I can see retaining the scars of battle in a vintage racer that ran the Mille Miglia or some such and came off the track and was put away as is, but I can't agree with cars that aren't in that league and are not refurbished to at least a decent degree because the owner just doesn't want to bother.  Their choice of course but the question is whether it should be welcomed at a concours show.

1/10/22 2:31 p.m.



I agree with your view of "concours" automobiles and how they may appear. Bill Warner indeed has allowed race cars to be part of his exibition. they add a wonderful excitement to his event. Years ago we went to the Amelia event when the Trans-Am reunion along with you and other greats were represented.

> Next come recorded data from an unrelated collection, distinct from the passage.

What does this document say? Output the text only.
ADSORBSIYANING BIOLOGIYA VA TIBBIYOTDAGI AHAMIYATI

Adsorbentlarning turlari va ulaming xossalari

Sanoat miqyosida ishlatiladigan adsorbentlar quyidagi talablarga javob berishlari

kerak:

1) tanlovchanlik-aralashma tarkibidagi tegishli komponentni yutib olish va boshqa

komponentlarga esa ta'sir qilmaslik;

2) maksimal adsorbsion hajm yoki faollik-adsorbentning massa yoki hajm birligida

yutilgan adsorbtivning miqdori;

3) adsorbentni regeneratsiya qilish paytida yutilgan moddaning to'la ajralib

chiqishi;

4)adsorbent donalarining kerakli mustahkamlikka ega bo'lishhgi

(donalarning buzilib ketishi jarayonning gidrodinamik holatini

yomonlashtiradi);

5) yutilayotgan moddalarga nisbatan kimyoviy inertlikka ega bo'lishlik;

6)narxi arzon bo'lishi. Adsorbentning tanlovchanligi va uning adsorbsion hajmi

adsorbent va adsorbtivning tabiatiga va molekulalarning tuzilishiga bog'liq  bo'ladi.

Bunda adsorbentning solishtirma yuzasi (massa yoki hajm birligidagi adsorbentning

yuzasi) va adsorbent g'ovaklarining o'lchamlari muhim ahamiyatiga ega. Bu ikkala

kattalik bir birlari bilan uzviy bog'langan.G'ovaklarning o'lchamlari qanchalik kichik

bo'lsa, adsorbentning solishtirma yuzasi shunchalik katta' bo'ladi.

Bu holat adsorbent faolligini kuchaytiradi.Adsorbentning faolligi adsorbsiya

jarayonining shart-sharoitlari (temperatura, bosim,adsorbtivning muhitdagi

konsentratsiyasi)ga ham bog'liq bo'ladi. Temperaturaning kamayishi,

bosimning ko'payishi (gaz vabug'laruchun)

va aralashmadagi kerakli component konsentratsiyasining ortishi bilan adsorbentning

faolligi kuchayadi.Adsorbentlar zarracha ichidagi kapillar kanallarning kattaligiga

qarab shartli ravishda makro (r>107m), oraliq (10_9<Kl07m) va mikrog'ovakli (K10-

We were walking the fairway display with the lovely classic autos on the left and Trans Am cars on the right as you toured the grounds. The Trans Am fellows (you know the type) thought they would light up the procedings by starting their respective cars. The roar was huge, like "gentlemen start your engines" huge. When the noise started, it looked as though someone had tilted the fairway as everyone moved toward the Trans Am side. The mechanics and caretakers of those cars just laughed. Concours indeed.

Best wishes,

Larry Hoboken

coupe 57

tolyarutunoff New Reader
12/21/22 3:31 p.m.

decades ago robert wiliams (don't call me bob) ran his ex-lemans cunningham in vintage races all over.  he cleaned it of course, but the french bugs that were embedded in the paint were there to stay, as was a general front 'racing discoloration.'  people were always telling him to restore it, and eventually he did.  i think the last time i saw him was in chicago around '90.  i bet he wouldn't do that today, but the vintage scene in the '70s and '80s was definitely different from that of today.

frenchyd MegaDork
12/21/22 4:33 p.m.

In reply to tolyarutunoff :

I admit when I was cutting out the tree that had grown up through the Black Jack spl. All I could see was the finished car polished and bright.  Not this ugly used up piece of detritus with multi different layers of paint and thick bondo goobered over the damaged fiberglass. 
    But when I sold it nearly 40 years latter oi left the stone bruises and original  paint  as Patina.   Last I heard it sits in the Packard museum  that way.